While the U.S. Supreme Court has twice refused to hear pro-Trump challenges to the 2020 elections, a federal judge in Wisconsin on Saturday joined the chorus of rulings against Trump in his effort to use the courts to invalidate Biden’s victory.

“This Court has allowed plaintiff the chance to make his case and he has lost on the merits,” wrote U.S. District Court Judge Brett H. Ludwig, a Trump appointee. Ludwig noted that the president had asked “that the Rule of Law be followed,” and he declared in response: “It has been.”

The ruling comes just one day after the U.S. Supreme Court refused to consider an election challenge brought by the Texas attorney general contesting the way elections were run in four states, including Wisconsin. Trump had called that case “the big one,” because he thought it held the best hopes for him of re-litigating the 2020 contest in court.
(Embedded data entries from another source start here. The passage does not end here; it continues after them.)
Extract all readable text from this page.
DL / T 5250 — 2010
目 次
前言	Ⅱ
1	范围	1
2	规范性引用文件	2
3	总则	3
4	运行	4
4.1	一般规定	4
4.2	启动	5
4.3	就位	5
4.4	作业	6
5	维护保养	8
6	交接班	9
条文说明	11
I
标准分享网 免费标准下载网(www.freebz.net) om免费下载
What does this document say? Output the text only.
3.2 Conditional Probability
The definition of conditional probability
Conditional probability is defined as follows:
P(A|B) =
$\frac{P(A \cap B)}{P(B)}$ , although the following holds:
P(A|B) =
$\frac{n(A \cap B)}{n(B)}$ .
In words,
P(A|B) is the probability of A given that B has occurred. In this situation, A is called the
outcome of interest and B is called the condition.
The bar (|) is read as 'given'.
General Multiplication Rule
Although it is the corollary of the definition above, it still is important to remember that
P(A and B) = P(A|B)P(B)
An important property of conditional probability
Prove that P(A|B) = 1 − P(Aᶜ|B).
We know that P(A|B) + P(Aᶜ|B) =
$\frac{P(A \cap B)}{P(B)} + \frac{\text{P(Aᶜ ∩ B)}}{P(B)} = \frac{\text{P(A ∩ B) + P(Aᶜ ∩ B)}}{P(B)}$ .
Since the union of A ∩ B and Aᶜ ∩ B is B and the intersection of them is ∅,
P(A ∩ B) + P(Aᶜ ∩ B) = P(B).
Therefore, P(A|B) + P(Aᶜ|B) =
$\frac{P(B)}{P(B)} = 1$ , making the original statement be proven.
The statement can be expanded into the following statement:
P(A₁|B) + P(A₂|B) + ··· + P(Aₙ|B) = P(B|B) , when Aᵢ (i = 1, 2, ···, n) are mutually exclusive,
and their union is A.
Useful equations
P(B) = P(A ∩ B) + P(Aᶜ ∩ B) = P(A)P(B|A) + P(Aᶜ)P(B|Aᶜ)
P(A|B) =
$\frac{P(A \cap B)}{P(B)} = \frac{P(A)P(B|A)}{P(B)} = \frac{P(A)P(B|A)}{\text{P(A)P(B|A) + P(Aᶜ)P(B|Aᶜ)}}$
This latest ruling marks nearly 50 losses for the president  in cases brought by him and his supporters since election day. In Wisconsin, where Biden won by more than 20,000 votes, Trump asked for 221,000 absentee and mail-in ballots to be excluded on the grounds they were collected in ways not laid out by the state legislature. And the president argued that the legislature should be afforded the chance to select an alternate slate of electors.

Ludwig’s 23-page opinion gave wide latitude to Trump -- finding that the president had standing to file his election challenge and was not too late to raise his concerns about the way the election was conducted. But the outcome of the case was the same as rulings in other battleground states -- that Biden’s victory was attained legally and should not be thrown to a legislature to upend.

The president, Ludwig wrote, “has not proved” that state election officials violated his rights. “To the contrary, the record shows Wisconsin’s Presidential Electors are being determined in the very manner directed by the Legislature, as required by Article II, Section 1 of the Constitution.”

Ludwig further noted that if he followed the demands set out in Trump’s lawsuit, “any disappointed loser in a Presidential election, able to hire a team of clever lawyers, could flag claimed deviations from the election rules and cast doubt on the election results. This would risk turning every Presidential election into a federal court lawsuit over the Electors Clause.”

The Trump campaign has not yet responded to requests for comment.

At the moment the federal ruling was handed down, the Wisconsin Supreme Court was hearing arguments on a separate challenge to a recount of votes in the state, which had failed in a lower court.